FAMILY
Mengenal Istilah 'Latte Dad' di Swedia, Apa Bisa Diterapkan di Indonesia?
Aulia Putriningtias
Rabu 10 September 2025 / 11:10
Jakarta: Sebagai orang tua, peran ayah tidak kalah pentingnya dengan seorang ibu. Istilah 'Latte Dad' dari Swedia yang tren sejak 2010-an ini menarik untuk dilihat; apakah bisa diterapkan di Indonesia?
Latte Dad sendiri merupakan penggambaran seorang ayah yang mengambil peran dalam pengasuhan anak sejak lahir. Fenomena ini merujuk pada sosok ayah yang terlihat santai di kafe menikmati secangkir kopi latte, sambil mendorong stroller atau menggendong anaknya.

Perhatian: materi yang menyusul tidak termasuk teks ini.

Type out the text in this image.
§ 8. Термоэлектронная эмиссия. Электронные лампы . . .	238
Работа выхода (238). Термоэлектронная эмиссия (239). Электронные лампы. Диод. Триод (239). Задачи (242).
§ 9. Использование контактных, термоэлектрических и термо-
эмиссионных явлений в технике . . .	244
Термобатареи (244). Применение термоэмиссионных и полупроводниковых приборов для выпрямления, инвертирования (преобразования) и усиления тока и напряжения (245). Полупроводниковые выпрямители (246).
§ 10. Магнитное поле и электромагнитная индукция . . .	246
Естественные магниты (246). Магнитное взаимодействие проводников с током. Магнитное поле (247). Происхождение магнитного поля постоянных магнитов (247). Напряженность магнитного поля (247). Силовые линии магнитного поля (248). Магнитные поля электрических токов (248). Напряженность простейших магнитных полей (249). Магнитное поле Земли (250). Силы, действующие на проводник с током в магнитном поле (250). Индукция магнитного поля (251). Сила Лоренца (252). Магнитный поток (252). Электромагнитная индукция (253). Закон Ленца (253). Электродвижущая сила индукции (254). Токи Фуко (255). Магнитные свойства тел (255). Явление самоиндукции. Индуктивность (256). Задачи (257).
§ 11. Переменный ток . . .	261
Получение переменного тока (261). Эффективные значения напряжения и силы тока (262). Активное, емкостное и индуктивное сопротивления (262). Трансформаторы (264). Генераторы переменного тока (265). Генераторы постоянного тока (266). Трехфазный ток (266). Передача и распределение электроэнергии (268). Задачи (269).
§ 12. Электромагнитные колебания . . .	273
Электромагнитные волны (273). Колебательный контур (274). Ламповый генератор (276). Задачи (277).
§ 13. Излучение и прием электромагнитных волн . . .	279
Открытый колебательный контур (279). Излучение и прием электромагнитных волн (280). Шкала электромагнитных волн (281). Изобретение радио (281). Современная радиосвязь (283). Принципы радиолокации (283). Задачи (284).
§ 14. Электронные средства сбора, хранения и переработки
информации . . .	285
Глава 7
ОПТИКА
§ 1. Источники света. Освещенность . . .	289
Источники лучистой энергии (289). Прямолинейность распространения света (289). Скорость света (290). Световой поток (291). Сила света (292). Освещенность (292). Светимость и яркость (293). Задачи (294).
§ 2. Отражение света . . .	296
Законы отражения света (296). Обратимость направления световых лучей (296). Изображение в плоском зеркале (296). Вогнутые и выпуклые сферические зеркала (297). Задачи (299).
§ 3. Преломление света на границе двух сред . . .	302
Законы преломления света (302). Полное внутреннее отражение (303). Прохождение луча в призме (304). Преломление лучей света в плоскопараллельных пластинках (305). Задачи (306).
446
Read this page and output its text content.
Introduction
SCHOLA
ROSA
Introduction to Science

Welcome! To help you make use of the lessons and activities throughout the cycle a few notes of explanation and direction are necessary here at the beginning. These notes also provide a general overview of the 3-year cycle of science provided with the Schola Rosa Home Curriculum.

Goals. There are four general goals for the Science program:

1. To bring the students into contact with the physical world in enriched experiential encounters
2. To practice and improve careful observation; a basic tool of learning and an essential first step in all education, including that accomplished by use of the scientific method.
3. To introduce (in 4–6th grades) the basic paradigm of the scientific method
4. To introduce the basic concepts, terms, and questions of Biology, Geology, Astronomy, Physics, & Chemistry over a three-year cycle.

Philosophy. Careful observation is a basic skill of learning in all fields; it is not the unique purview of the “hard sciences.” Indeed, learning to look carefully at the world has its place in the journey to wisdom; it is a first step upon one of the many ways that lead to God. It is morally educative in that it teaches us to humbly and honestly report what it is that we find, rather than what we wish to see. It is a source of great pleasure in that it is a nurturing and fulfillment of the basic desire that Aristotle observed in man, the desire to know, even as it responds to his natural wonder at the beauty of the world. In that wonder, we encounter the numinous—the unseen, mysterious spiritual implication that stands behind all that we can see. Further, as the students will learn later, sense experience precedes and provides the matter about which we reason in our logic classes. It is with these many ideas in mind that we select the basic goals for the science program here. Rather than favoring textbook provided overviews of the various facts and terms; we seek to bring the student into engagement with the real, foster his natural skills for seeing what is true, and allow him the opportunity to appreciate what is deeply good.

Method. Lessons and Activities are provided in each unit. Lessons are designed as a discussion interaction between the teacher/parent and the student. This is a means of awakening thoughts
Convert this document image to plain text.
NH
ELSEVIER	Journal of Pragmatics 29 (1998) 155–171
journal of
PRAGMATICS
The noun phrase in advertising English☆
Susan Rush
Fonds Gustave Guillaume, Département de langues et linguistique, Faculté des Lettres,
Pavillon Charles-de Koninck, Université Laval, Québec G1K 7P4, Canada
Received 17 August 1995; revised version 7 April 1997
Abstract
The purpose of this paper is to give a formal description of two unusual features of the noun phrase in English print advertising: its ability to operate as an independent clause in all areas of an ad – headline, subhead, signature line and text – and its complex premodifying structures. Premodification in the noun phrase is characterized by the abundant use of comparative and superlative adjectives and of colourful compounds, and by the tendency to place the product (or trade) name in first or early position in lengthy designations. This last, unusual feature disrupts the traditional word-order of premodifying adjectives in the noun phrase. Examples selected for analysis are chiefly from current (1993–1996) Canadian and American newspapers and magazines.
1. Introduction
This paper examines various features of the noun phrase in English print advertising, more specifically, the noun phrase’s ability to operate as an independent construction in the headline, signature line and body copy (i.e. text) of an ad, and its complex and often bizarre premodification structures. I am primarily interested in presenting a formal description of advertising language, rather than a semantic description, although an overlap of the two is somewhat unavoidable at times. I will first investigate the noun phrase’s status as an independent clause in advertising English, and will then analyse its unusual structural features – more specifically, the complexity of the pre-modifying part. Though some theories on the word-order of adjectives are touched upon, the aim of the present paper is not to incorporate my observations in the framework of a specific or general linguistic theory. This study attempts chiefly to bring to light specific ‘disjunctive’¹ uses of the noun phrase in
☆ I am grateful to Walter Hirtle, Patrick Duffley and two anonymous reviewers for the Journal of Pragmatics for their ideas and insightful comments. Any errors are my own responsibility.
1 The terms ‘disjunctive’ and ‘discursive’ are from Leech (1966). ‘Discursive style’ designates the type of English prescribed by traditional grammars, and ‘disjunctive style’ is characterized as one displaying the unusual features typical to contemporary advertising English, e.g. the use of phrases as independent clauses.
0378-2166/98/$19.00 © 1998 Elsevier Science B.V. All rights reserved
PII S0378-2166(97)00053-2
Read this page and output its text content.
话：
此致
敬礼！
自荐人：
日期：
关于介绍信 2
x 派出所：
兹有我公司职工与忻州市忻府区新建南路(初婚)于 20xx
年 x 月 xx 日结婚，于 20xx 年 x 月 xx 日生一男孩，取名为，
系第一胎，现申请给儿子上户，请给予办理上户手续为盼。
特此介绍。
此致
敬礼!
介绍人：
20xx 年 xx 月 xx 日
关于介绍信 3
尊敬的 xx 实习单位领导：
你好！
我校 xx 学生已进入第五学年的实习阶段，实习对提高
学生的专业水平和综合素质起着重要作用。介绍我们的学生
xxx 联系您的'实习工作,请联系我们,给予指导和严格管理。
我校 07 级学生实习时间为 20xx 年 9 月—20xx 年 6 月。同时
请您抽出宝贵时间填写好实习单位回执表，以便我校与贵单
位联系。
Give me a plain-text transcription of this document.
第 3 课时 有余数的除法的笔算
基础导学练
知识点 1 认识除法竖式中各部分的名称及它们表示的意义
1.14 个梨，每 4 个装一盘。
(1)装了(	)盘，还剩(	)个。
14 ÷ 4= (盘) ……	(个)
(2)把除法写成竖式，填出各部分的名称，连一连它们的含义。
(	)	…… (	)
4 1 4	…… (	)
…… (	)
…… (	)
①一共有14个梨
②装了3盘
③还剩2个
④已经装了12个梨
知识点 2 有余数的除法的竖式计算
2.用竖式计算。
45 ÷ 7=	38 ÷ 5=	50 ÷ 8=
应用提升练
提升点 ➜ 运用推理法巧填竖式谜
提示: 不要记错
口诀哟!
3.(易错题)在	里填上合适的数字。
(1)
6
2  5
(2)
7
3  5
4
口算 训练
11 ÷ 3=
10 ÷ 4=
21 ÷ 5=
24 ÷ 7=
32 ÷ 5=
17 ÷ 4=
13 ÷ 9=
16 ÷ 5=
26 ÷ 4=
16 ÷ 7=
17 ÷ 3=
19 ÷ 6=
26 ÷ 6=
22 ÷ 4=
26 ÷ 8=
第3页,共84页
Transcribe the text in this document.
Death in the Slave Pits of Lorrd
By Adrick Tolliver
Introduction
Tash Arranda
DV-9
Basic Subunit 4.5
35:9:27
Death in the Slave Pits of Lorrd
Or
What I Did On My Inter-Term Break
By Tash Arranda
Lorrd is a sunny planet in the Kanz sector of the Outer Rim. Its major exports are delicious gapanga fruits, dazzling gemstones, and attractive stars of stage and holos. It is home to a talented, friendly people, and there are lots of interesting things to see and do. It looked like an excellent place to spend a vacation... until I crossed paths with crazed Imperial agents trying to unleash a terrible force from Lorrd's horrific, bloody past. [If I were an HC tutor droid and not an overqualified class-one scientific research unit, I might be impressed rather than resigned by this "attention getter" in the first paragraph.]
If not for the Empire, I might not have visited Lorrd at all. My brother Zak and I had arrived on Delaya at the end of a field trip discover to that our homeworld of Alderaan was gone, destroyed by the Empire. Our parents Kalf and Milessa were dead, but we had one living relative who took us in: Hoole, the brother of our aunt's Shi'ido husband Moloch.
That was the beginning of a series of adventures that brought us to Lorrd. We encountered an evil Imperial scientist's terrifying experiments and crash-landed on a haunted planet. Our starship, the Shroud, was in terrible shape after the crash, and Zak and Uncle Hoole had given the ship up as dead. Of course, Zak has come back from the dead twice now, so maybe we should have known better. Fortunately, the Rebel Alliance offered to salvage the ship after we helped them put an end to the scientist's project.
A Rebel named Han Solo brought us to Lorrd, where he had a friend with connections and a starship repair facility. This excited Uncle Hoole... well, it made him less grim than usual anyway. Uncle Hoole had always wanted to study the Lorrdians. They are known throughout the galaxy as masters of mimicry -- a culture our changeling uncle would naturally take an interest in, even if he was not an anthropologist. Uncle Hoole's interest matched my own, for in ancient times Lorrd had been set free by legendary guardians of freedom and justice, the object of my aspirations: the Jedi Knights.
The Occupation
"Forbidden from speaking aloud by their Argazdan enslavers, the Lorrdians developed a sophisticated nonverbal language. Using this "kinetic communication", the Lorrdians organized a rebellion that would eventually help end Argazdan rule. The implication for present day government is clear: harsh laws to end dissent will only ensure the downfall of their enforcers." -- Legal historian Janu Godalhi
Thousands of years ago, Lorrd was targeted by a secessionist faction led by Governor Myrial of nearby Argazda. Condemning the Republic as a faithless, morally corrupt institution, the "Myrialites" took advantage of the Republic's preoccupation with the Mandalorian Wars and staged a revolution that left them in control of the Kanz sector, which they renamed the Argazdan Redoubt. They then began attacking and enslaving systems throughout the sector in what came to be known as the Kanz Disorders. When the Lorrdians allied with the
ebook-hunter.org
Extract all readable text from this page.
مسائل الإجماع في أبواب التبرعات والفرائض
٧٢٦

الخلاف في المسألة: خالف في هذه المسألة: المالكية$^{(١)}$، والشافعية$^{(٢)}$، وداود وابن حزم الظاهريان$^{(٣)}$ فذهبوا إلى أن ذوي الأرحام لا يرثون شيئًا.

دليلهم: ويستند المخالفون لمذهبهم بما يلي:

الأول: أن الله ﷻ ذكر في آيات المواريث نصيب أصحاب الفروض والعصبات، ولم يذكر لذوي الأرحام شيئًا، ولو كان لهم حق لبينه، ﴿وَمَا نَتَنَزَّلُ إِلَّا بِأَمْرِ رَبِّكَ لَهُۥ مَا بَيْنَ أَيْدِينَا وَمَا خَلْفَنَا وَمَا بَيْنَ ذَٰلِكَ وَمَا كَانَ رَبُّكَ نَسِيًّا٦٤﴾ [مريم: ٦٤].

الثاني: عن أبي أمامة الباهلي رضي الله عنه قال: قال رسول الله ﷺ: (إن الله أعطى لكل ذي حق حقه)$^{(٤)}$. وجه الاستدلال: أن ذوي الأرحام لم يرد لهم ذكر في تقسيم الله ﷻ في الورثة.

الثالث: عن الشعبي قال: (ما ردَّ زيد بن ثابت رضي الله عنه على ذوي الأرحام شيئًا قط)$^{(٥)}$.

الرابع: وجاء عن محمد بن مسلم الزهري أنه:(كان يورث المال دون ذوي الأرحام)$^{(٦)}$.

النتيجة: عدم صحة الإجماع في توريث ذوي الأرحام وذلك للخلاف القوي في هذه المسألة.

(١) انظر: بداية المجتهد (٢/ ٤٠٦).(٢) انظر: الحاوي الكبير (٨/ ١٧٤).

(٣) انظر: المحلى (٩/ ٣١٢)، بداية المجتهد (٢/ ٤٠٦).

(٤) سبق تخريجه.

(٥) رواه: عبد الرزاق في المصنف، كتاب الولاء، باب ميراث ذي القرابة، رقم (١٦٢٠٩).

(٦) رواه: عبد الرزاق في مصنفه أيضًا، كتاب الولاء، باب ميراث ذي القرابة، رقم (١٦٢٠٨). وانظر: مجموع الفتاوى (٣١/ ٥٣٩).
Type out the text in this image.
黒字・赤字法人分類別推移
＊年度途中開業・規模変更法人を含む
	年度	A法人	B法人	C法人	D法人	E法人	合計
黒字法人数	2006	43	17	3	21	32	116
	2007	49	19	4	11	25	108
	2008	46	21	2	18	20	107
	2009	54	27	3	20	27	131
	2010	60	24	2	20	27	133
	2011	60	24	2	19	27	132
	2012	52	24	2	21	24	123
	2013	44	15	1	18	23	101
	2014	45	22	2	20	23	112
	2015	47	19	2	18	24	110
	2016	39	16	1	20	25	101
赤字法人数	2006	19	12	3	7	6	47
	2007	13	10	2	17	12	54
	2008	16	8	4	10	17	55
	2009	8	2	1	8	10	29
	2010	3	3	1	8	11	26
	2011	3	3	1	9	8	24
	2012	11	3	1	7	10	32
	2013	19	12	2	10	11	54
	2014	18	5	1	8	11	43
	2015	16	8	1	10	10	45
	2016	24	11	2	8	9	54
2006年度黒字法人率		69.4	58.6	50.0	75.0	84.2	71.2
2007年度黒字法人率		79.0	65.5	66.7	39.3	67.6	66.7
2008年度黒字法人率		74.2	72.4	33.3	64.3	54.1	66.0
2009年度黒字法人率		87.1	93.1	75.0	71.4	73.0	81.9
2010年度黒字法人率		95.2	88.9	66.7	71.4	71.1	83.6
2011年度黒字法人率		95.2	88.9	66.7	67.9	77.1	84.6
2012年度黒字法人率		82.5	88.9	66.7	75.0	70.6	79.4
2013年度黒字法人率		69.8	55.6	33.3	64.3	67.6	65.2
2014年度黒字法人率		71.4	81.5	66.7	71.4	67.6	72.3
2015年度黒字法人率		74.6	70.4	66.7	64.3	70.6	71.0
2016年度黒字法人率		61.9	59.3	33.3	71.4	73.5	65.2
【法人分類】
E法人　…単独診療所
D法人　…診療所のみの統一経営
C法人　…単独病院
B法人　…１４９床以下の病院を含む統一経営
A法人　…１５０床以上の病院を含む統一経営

Melansir dalam Today, konsep Latte Dad berawal di Swedia, negara yang dikenal memiliki kebijakan keluarga modern dan inklusif. Sejak tahun 1974, pemerintah Swedia mengganti sistem cuti melahirkan tradisional menjadi cuti orang tua berbayar yang dapat dibagi antara ibu dan ayah.
Baca juga: Cara Bijak Menghadapi Balita yang Lagi Tantrum agar Lebih Tenang
Secara jelasnya, di Swedia, setiap orang tua baik ayah maupun ibu mendapatkan total 480 hari cuti berbayar yang bisa dibagi sesuai kebutuhan. Bahkan, sebagian hari cuti itu bisa digunakan hingga anak berusia 12 tahun.
Melalui cuti ini, tak mengherankan bahwa seorang ayah dapat mengambil perannya untuk anak sejak dini. Mulai dari mengganti popok, mengikuti kelas bayi, hingga sekadar nongkrong di kafe sambil berbagi pengalaman dengan ayah-ayah lainnya.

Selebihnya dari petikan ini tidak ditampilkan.